PT Elnusa Tbk (ELSA) anak usaha PT Pertamina Hulu Energi (PHE) yang tergabung dalam Subholding Upstream Pertamina berhasil mengantongi laba bersih senilai Rp 226 miliar pada semester satu 2022, atau tumbuh 976 persen dari periode yang sama pada 2021.

Realisasi laba bersih tersebut telah melampaui target yang telah ditetapkan sekaligus menjadi moment perbaikan atas tekanan yang terjadi di awal pandemi Covid-19 sejak 2020 lalu.

Laba bersih yang diatribusikan kepada pemilik entitas induk itu mencerminkan lonjakan 976 persen dari capaian Rp 21 miliar pada semester satu 2021. Capaian cemerlang laba bersih perseroan sejalan dengan pendapatan usaha yang meningkat 46 persen year on year (yoy) dari Rp 3,71 triliun menjadi Rp 5,42 triliun pada semester satu 2022.

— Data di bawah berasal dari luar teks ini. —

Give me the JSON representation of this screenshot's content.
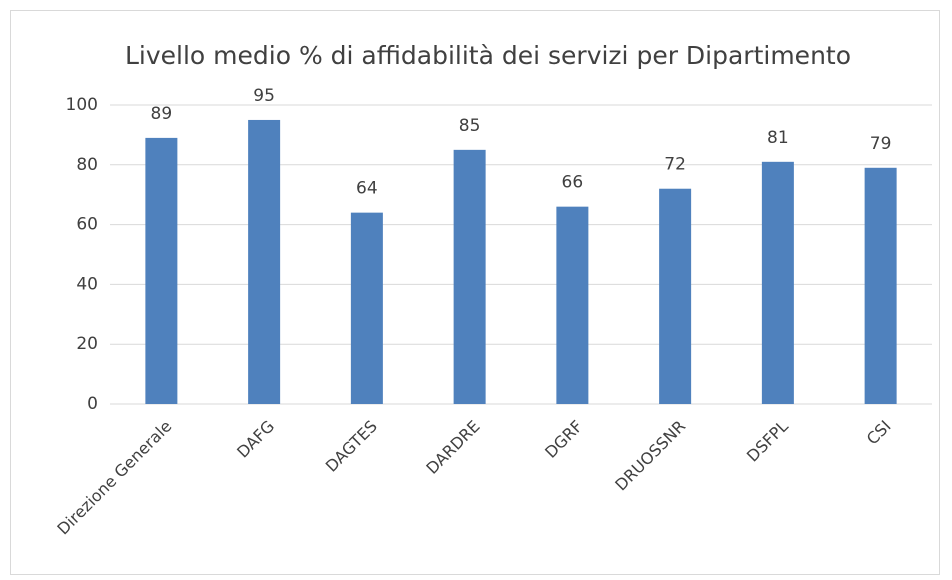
{
  "chart_data": {
    "type": "bar",
    "title": "Livello medio % di affidabilità dei servizi per Dipartimento",
    "categories": [
      "Direzione Generale",
      "DAFG",
      "DAGTES",
      "DARDRE",
      "DGRF",
      "DRUOSSNR",
      "DSFPL",
      "CSI"
    ],
    "values": [
      89,
      95,
      64,
      85,
      66,
      72,
      81,
      79
    ],
    "color": "#4f81bd",
    "ylim": [
      0,
      100
    ],
    "yticks": [
      0,
      20,
      40,
      60,
      80,
      100
    ],
    "grid": true
  }
}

Direktur Keuangan Elnusa, Bachtiar Soeria Atmadja mengatakan, secara konsolidasi, komposisi kontribusi pada jasa distribusi dan logistik energi 58 persen, segmen jasa hulu migas 33 persen, serta jasa penunjang 9 persen.

“Pada segmen jasa distribusi dan logistik energi, peningkatan kinerja disebabkan oleh naiknya volume thruput. Kenaikan terjadi pada unit jasa transportasi BBM, manajemen depo maupun bisnis perdagangan BBM industri marine,” kata Bachtiar, dalam keterangan tertulis, Kamis (15/9/2022).

Baca juga: Elnusa Kembali Meraih Sertifikasi ISO untuk Meningkatkan Kinerja

Sementara itu pada segmen jasa hulu migas, meningkatnya aktivitas seismic cukup mendongkrak pendapatan usaha perseroan. Elnusa tengah mengerjakan Survei Seismik 2D Vibroseis Jawa sepanjang 1.000km.

Selain itu, masih di segmen yang sama Elnusa juga mengerjakan pekerjaan workover, yaitu HWU di Pertamina Group dan mendukung pekerjaan drilling pada sumur eksplorasi di area Sangasanga menggunakan RIG-EMR01 dengan catatan baik, proyek tersebut berjalan sesuai dengan rencana.

“Enam bulan berjalan pada 2022 ini Elnusa secara konsolidasi mencatatkan kinerja keuangan yang cukup gemilang pada semua segmen usaha, hal ini tentunya didukung oleh mulai membaiknya kondisi perekonomian di indonesia serta aktivitas yang mulai kembali berjalan normal secara signifikan,” jelas Bachtiar.

Perusahaan memproyeksikan di sisa enam bulan hingga akhir 2022 kinerja akan semakin kokoh.

Hal ini didukung oleh peningkatan aktivitas jasa hulu migas khususnya dalam kegiatan seismic dan well services serta adanya peningkatan kebutuhan BBM yang sudah kembali normal yang cukup memberikan dampak positif pada segmen jasa distribusi dan logistik energy.

Bachtiar menambahkan sinyal positif kinerja Elnusa juga gayung bersambut oleh meningkatnya kinerja saham Elnusa pada 30 Juni 2022 sebesar Rp 304 meningkat 9 persen dibandingkan pada 31 Desember 2021.